Gayance’s Debut EP Is A Tiny Treasure of Textures

The Montreal DJ flexes her producer muscles with a defiant collection of tracks.

by Atsushi Ikeda

It’s amazing what some artists can do in just 10 minutes. Gayance’s new three-song EP, No Toning Down, swims from one texture to the next with such errant playfulness. Packed with RnB coos, Brazilian bounce, skittery IDM beats, pounding house drums, and slinking wah guitar samples, the title seems perfect for new fans and critics alike, playing out as a promise to the former, and a stiff middle finger to the latter. In fact, the EP could just as easily have been named after its second and best track of the bunch, “Kinda Strange.” 

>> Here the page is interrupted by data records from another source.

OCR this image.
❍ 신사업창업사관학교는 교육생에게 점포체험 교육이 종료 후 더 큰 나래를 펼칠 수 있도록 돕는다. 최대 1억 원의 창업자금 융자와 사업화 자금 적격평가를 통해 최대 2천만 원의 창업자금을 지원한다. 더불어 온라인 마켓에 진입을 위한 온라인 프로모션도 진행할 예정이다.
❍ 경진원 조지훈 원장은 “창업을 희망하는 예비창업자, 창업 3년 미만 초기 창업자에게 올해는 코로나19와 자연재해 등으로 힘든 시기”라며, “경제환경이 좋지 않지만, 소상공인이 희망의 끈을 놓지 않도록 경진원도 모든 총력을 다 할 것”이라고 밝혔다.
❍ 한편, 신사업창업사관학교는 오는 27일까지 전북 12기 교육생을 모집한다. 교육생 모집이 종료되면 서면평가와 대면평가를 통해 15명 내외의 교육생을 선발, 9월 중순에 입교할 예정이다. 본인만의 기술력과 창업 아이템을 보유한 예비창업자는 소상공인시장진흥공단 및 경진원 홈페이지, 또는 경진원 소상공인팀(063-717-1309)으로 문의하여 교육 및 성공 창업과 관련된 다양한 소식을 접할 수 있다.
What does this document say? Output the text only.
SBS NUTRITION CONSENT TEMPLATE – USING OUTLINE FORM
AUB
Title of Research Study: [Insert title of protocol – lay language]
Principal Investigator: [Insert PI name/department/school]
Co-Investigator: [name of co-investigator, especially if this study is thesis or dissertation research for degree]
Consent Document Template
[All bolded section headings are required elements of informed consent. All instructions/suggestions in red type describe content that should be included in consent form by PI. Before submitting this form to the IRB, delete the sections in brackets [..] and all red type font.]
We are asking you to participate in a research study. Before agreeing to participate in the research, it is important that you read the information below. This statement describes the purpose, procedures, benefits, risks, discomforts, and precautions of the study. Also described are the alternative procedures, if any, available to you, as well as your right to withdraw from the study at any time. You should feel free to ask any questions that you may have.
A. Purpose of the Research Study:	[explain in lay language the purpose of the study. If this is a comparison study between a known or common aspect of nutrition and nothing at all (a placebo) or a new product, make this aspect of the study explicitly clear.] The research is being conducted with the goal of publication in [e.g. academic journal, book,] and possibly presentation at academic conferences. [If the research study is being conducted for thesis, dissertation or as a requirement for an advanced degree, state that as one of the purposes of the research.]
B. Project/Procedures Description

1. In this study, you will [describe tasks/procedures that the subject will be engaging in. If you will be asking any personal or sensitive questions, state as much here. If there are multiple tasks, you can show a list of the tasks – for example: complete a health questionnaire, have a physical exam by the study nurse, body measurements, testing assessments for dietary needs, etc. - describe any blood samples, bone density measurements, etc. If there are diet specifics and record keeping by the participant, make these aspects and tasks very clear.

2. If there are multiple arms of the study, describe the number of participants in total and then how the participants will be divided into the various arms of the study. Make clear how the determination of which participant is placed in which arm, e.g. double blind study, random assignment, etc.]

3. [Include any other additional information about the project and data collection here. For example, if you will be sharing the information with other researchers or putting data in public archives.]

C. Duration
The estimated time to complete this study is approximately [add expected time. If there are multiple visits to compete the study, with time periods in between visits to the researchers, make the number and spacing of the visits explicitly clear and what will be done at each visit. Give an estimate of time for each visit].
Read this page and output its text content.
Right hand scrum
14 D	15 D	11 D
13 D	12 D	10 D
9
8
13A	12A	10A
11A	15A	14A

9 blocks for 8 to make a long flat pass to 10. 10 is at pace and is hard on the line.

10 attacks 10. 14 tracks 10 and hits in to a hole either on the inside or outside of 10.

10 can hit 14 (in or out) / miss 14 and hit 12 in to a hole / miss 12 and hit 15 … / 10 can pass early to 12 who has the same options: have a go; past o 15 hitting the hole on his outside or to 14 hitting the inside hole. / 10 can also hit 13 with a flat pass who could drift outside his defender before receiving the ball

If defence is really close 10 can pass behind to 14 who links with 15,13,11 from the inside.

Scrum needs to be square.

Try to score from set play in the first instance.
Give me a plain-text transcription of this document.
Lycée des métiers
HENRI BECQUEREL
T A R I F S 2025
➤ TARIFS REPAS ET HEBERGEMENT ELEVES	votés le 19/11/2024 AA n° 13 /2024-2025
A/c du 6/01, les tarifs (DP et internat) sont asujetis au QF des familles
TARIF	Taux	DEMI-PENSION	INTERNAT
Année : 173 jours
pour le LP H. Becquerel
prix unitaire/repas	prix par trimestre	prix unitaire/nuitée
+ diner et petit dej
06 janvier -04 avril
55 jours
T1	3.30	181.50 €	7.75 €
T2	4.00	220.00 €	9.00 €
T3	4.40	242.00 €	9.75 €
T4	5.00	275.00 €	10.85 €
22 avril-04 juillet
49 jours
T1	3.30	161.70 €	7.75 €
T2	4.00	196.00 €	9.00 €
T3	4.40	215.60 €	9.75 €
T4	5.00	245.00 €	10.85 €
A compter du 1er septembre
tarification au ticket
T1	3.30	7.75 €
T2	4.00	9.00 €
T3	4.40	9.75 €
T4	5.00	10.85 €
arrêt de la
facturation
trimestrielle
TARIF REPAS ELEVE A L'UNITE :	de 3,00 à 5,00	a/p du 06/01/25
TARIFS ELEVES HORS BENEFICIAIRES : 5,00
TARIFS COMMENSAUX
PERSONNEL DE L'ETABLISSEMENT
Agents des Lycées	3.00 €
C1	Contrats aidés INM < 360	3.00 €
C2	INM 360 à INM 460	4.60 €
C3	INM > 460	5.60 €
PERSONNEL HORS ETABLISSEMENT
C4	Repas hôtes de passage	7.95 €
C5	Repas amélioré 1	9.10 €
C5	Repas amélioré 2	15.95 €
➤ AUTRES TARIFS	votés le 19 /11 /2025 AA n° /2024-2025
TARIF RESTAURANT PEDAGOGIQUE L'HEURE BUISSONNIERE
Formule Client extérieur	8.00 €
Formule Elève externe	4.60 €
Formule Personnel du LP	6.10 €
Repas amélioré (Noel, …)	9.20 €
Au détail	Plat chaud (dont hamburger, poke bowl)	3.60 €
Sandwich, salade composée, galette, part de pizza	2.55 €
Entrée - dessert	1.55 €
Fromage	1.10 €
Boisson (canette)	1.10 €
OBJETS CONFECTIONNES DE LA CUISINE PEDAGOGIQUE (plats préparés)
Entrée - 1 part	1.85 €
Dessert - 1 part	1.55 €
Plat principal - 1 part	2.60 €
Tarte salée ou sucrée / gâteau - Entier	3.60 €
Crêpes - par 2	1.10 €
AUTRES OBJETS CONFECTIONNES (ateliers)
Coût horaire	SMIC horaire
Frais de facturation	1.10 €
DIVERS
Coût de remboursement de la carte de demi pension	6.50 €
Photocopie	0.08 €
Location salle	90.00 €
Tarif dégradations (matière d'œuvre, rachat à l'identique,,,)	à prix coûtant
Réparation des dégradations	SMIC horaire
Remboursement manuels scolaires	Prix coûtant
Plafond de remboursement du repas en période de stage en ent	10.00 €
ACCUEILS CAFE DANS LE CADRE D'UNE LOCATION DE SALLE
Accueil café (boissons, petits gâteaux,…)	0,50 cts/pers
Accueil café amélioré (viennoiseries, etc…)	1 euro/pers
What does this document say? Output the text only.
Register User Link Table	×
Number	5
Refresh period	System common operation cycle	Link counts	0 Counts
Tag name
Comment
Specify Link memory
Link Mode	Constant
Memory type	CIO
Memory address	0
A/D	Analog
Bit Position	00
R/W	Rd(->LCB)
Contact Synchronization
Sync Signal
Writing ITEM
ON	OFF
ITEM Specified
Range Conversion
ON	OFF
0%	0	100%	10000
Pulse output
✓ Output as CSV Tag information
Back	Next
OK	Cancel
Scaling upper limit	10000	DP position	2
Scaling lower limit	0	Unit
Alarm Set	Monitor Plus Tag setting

Whether it’s the low-down, kick-and-rimshot lurch of the first song “Meu Soul” or the skeletal stop-and-go beat that starts the next, the first few seconds of each lays down a centre of groove/gravity, a perfunctory pulse for Gayance to draw concentric and eccentric circles around whatever ideas might work. What about a sudden synth bass to anchor her fluid voice lost in a tangle of shakers? Or a drawn-out, haunting vocal loop set against a noodly funk guitar bit that sounds like a fill from a 70s-era Herbie Hancock record? How delightful that Gayance gives her answer over these three songs, each stylistic swerve a letter gradually spelling it out: “Why not?”